Genç leydi iyice başını aşağıya eğdiğinde kapüşonu yüzünü gölgelerin altında bırakarak iyice saklamıştı. Şövalyenin baktığı yöne merakına engel olamayarak bir bakış atmıştı.
Yaklaşan çalışan kadın kumarhanenin gözde kadınlarından biri olmalıydı çünkü aşırı derecede seksi bir kadındı. Eğinleri düşük, göğüs dekoltesi geniş olan soluk pembe elbisesinin içerisinde bile çok güzeldi. Elbisesini belinde biraz toplayarak ince topuklarının görünmesini sağlamıştı. Teni bembeyazdı. Belindeki fil dişi renkteki dış korsesini iyice sıkarak dolgun göğüslerinin dışa doğru taşmasını sağlamıştı. Böylece göğüslerinin olduğundan daha da büyük görünmesini sağlamıştı. Kızıl uzun buklelerini arkada sallayarak bırakmış, önüne düşen lülelerini de başının üzerinden siyah bir kumaş iple seksi bir şekilde bağlamıştı.
Dilara genç kadına tekrar gizli bir bakış atmıştı. Kadın baya ateşliydi. Şu eski İngiliz dönemi filmlerdeki seksi fahişe kadınların tıpatıp aynısıydı. Hem seksi hemde ateşliydi.

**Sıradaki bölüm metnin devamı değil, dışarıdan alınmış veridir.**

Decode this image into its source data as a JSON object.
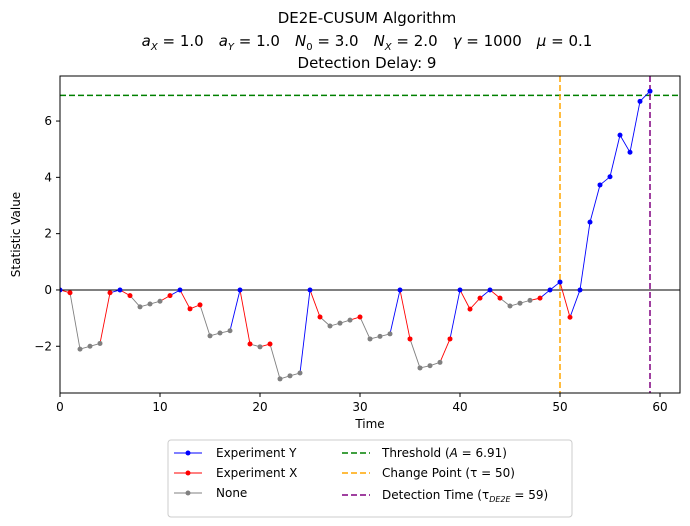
{
  "chart_data": {
    "type": "line",
    "title": "DE2E-CUSUM Algorithm",
    "subtitle_params": [
      {
        "sym": "a",
        "sub": "X",
        "value": "1.0"
      },
      {
        "sym": "a",
        "sub": "Y",
        "value": "1.0"
      },
      {
        "sym": "N",
        "sub": "0",
        "value": "3.0"
      },
      {
        "sym": "N",
        "sub": "X",
        "value": "2.0"
      },
      {
        "sym": "γ",
        "sub": "",
        "value": "1000"
      },
      {
        "sym": "μ",
        "sub": "",
        "value": "0.1"
      }
    ],
    "delay_label": "Detection Delay: 9",
    "xlabel": "Time",
    "ylabel": "Statistic Value",
    "xlim": [
      0,
      62
    ],
    "ylim": [
      -3.66,
      7.6
    ],
    "xticks": [
      0,
      10,
      20,
      30,
      40,
      50,
      60
    ],
    "yticks": [
      -2,
      0,
      2,
      4,
      6
    ],
    "ytick_labels": [
      "−2",
      "0",
      "2",
      "4",
      "6"
    ],
    "grid": false,
    "x": [
      0,
      1,
      2,
      3,
      4,
      5,
      6,
      7,
      8,
      9,
      10,
      11,
      12,
      13,
      14,
      15,
      16,
      17,
      18,
      19,
      20,
      21,
      22,
      23,
      24,
      25,
      26,
      27,
      28,
      29,
      30,
      31,
      32,
      33,
      34,
      35,
      36,
      37,
      38,
      39,
      40,
      41,
      42,
      43,
      44,
      45,
      46,
      47,
      48,
      49,
      50,
      51,
      52,
      53,
      54,
      55,
      56,
      57,
      58,
      59
    ],
    "y": [
      0,
      -0.1,
      -2.1,
      -2.0,
      -1.9,
      -0.1,
      0,
      -0.2,
      -0.6,
      -0.5,
      -0.4,
      -0.2,
      0,
      -0.67,
      -0.53,
      -1.63,
      -1.53,
      -1.45,
      0,
      -1.92,
      -2.02,
      -1.92,
      -3.16,
      -3.05,
      -2.95,
      0,
      -0.96,
      -1.28,
      -1.18,
      -1.07,
      -0.96,
      -1.74,
      -1.65,
      -1.56,
      0,
      -1.74,
      -2.77,
      -2.69,
      -2.57,
      -1.74,
      0,
      -0.68,
      -0.29,
      0,
      -0.29,
      -0.57,
      -0.47,
      -0.37,
      -0.29,
      0,
      0.28,
      -0.97,
      0,
      2.41,
      3.73,
      4.02,
      5.5,
      4.89,
      6.7,
      7.06
    ],
    "category": [
      "Y",
      "X",
      "N",
      "N",
      "N",
      "X",
      "Y",
      "X",
      "N",
      "N",
      "N",
      "X",
      "Y",
      "X",
      "X",
      "N",
      "N",
      "N",
      "Y",
      "X",
      "N",
      "X",
      "N",
      "N",
      "N",
      "Y",
      "X",
      "N",
      "N",
      "N",
      "X",
      "N",
      "N",
      "N",
      "Y",
      "X",
      "N",
      "N",
      "N",
      "X",
      "Y",
      "X",
      "X",
      "Y",
      "X",
      "N",
      "N",
      "N",
      "X",
      "Y",
      "Y",
      "X",
      "Y",
      "Y",
      "Y",
      "Y",
      "Y",
      "Y",
      "Y",
      "Y"
    ],
    "series": [
      {
        "key": "Y",
        "name": "Experiment Y",
        "color": "#0000ff"
      },
      {
        "key": "X",
        "name": "Experiment X",
        "color": "#ff0000"
      },
      {
        "key": "N",
        "name": "None",
        "color": "#808080"
      }
    ],
    "reference_lines": [
      {
        "name": "threshold",
        "orientation": "horizontal",
        "value": 6.91,
        "color": "#008000",
        "label_pre": "Threshold (",
        "label_sym": "A",
        "label_sub": "",
        "label_post": " = 6.91)"
      },
      {
        "name": "change-point",
        "orientation": "vertical",
        "value": 50,
        "color": "#ffa500",
        "label_pre": "Change Point (",
        "label_sym": "τ",
        "label_sub": "",
        "label_post": " = 50)"
      },
      {
        "name": "detection-time",
        "orientation": "vertical",
        "value": 59,
        "color": "#800080",
        "label_pre": "Detection Time (",
        "label_sym": "τ",
        "label_sub": "DE2E",
        "label_post": " = 59)"
      }
    ],
    "baseline": 0,
    "legend_placement": "bottom-center"
  }
}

Sanki her bakışı al beni der gibiydi. Kadın onlara doğru iyice yaklaştığında diğer yana dönerek sırtını ona döndü. Gizli bakışlar atarak yakalanmak istemezdi.
“Sevgili şövalyem,” kadın bir elini masaya diğer elinide şövalyenin oturduğu sandalyenin arkasına dayayarak “bu gece sizi burada görmek ne büyük bir şeref! Ekselansları size eşlik etmiyor sanırım.” dedi kadınsı bir tonda.
“Hasting’in bu gece önemli işleri vardı bildiğim kadarıyla.”
“Mmmm demek öyle,” genç kadın her erkeği etkileyecek bir seksilikle gülümseyerek “O zaman bu gece hangi rüzgar attı sizi buraya? Genellikle burayı ziyaret etmezsiniz,” diye sordu. Son sorusunda kapüşonlu müşteriye kısa bir bakış atmıştı.
Dilara kadına gizli bakışlar atmakla meşguldü o sırada. Sürtük kadın bilerek göğüslerini Sör Albert’in gözlerinin önüne serebilmek için eğilerek konuşuyordu. Vay be! Kadının gerçekten baştan çıkarıcı dolgunlukta güzel göğüsleri vardı işte bunu kabul ediyordu. Gülümsemesinden ses tonuna kadar her şeyden seksilik akıyordu. Erkeklerin bu kadına deli olduğuna kalıbına basardı. Lezbiyen olsaydı şu an o bile bu kadının gecesine ne kadar aldığını sorardı. Kadın harbi bir afetti!
ŞİMDİ OKUDUĞUN
Karanlık Sayfalar +18
FantasyKulun Tanrıçasına aşık olduğu yaralı bir aşk hikayesi; Kadın; herkesin kaderini yazmıştı. Çünkü kaderin kalemi onun elindeydi. Adam; Tanrı'dan nefret etmişti. Çünkü kaderini yazan Tanrı'dan başkası değildi. - İçerik uyarısı! 🔊🚫 Hikaye tamamen 1...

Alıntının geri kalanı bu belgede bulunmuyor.